The method may also be contraindicated in case of a tendency to allergic reactions. In particular, a strict contraindication is an allergic reaction to iodine and iodine-containing compounds.
Complications after the procedure
Usually the procedure is quick, side effects and negative consequences are rare. Pain may occur during the injection (administration of the drug), and may also persist for some time after the procedure (at least the first 1-2 hours). In exceptional cases, allergic reactions occur, especially if the person has a tendency to hypersensitivity and anaphylaxis.
The main complications are considered to be the development of inflammatory processes that arise as a consequence of the intervention. This may be an individual reaction of the body, or a consequence of incorrect or unclear administration of the drug.

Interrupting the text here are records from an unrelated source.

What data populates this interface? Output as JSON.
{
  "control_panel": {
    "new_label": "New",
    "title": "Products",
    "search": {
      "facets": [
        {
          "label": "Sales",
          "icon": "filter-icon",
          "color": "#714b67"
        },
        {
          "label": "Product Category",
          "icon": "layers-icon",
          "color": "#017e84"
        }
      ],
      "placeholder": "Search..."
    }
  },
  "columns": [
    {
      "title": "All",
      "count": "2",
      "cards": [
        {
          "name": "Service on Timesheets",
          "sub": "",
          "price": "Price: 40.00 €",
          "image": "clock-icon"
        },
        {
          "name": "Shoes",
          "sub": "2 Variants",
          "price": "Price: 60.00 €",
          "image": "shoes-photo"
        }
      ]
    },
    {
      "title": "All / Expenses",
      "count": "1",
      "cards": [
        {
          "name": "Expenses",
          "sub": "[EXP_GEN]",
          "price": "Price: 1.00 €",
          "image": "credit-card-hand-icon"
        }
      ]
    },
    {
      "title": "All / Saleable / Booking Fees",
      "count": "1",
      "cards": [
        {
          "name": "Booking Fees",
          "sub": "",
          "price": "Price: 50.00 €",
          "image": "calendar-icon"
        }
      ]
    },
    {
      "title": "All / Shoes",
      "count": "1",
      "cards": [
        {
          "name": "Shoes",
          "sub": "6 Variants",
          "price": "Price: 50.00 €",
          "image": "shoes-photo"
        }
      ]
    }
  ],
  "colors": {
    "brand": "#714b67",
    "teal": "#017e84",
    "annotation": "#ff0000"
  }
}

Against the background of increased sensitization of the body, an allergic reaction may develop, the severity of which can vary widely, ranging from an allergic rash, burning, irritation, and ending with anaphylactic shock.
If sanitary and hygienic requirements and aseptic rules are not observed, an infectious process, purulent-septic, inflammatory conditions may develop.
Crepitation processes, which are accompanied by a feeling of crunching, clicking when moving the joint, can also be considered as complications. A feeling of burning, distension, swelling in the joint area can also be observed for several days.
Care after the procedure
After the procedure, it is necessary to immobilize the joint that was examined. The immobilization period is 12 hours. In order to ensure the immobility of the joint, elastic bandages and bandages are applied. A special knee pad is used to immobilize the knee joint. Movements after 12 hours should be gradual and easy. To reduce swelling, ice is applied to the affected area.
If pain occurs, anti-inflammatory or painkillers should be used. If the temperature rises or a large amount of fluid is released from the joint, you should immediately consult a doctor. Also, if swelling, redness, hyperemia in the injection area develops, an immediate consultation with a doctor is also required. Physical activity should be limited for some time. Otherwise, arthrography does not require changing the usual regime.